Lab Philosophy

Lab motto: We do things the hard way!
Good science is slow, iterative, hard, but fun.
We do not take short cuts.
We design our experiements, collect our data, analyze our resutls with rigor and care.
We understand that productivity does not come without failure and dedication.
Happiest people do the best work.
We do whatever we can to stay committed, motivated, productive, and above all, be happy and stay happy.

Lab wiki

We have a lab wiki that lab members can access from here. In the wiki you will find information on:

  • Onboarding for new lab members.
  • Lab policy.
  • Lab meeting topics and guidelines.
  • List of suggested readings for new lab members.
  • Introduction to our computing resources.
  • Tutorials on various lab related topics.
  • Programing

    One must learn how to code to be an effective cognitive neuroscience researcher.
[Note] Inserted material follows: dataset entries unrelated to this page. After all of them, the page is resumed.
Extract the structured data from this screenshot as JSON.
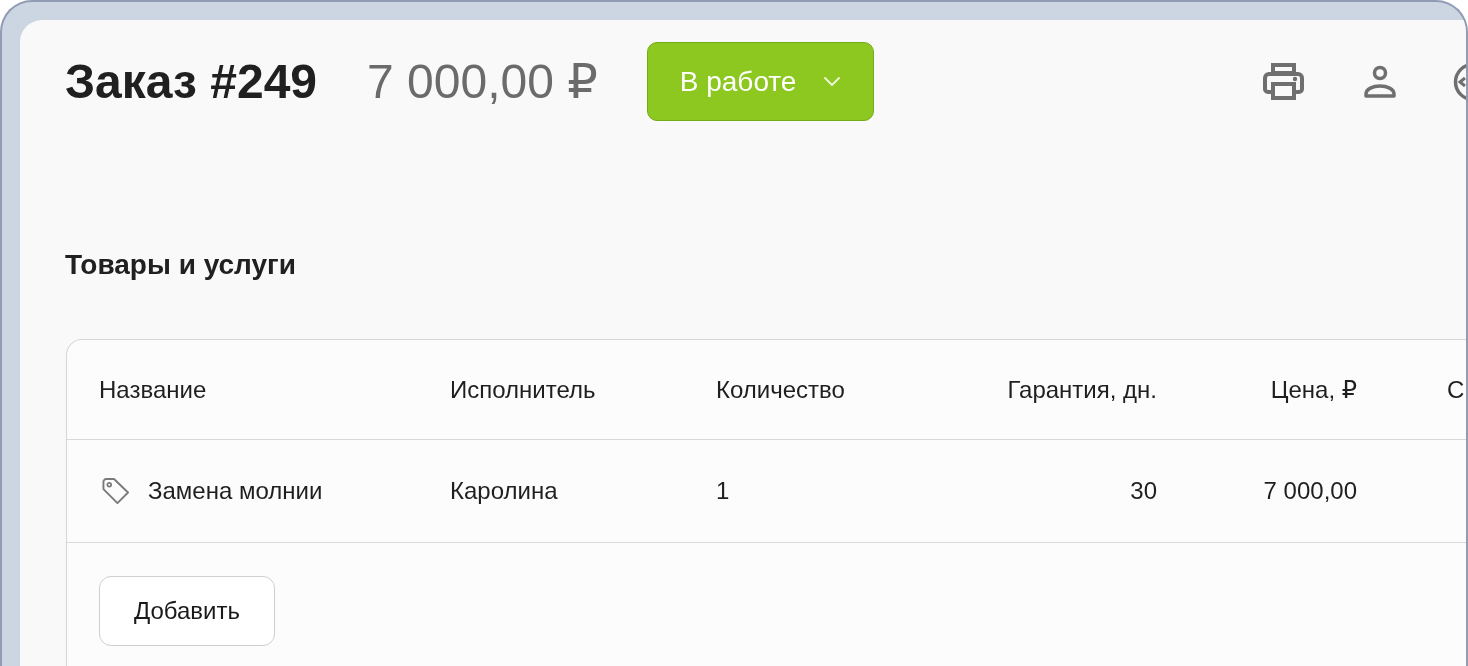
{
  "header": {
    "title": "Заказ #249",
    "total": "7 000,00 ₽",
    "status_button": {
      "label": "В работе"
    }
  },
  "section": {
    "title": "Товары и услуги"
  },
  "table": {
    "columns": [
      {
        "label": "Название",
        "kind": "text"
      },
      {
        "label": "Исполнитель",
        "kind": "text"
      },
      {
        "label": "Количество",
        "kind": "text"
      },
      {
        "label": "Гарантия, дн.",
        "kind": "number"
      },
      {
        "label": "Цена, ₽",
        "kind": "number"
      },
      {
        "label": "С",
        "kind": "text"
      }
    ],
    "rows": [
      {
        "kind": "service",
        "cells": [
          "Замена молнии",
          "Каролина",
          "1",
          "30",
          "7 000,00"
        ]
      }
    ]
  },
  "add_button": {
    "label": "Добавить"
  }
}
Our lab uses Python and Bash scripting for data analyses and statistics. Below are some recommended resources to get started on these languages.

  • Learn Python The Hard Way is a great website for learning Python's syntax. Codecademy is also great for beginners.
  • Here is a Jupyter notebook with a great collection of scipy related links.
  • Check out the Data Science Handbook by Jake Vanerplas to learn Python packages for scientific computing (e.g., numpy, pandas, sci-kit learn).
  • Allmost all softwares developed for neuroimaging only run on Linux or MacOS, it is essential that you learn BASH command line for scripting. Also check out this more advanced tutorial.
  • Use Seaborn to make figures.
  • Learn Regular expression.
  • Atom is a nice, free text editor.
  • It is the lab's policy that all project code and scripts must be uploaded, tracked, and documented on our gitlab or github repository.
  • Statistics

    Some links on stats:

  • Mumford Brain Stats, for fMRI data analysis.
  • Read this great paper on how to do non-parametric statistics on neuroimaging data. Though written primarily for electrophysiology data, the principle is applicable to other types of neuroimaging data or related metrics. In my experience, non-parametric approach requires less asumption, thus more flexible. Maris, E., & Oostenveld, R. (2007). Nonparametric statistical testing of EEG-and MEG-data. Journal of neuroscience methods, 164(1), 177-190.
  • Here is a very accessible tutorial explaining the baisc logic behind bootstraping and resampling statistics.
  • fMRI, EEG/MEG

    Here is a list for students working with me interested in learning more about fMRI:

  • How to learn fMRI by Jonathan Peelle, I agree with him 100%.
  • Coursera course on fMRI, part 1
  • Coursera course on fMRI, part 2
  • AFNI bootcamp slides. I'm primarily a AFNI user.
  • A nice textbook: Huettel, Scott A., Allen W. Song, and Gregory McCarthy. Functional magnetic resonance imaging. Sunderland: Sinauer Associates.
  • EEG/MEG

  • We use MNE for EEG/MEG analysis.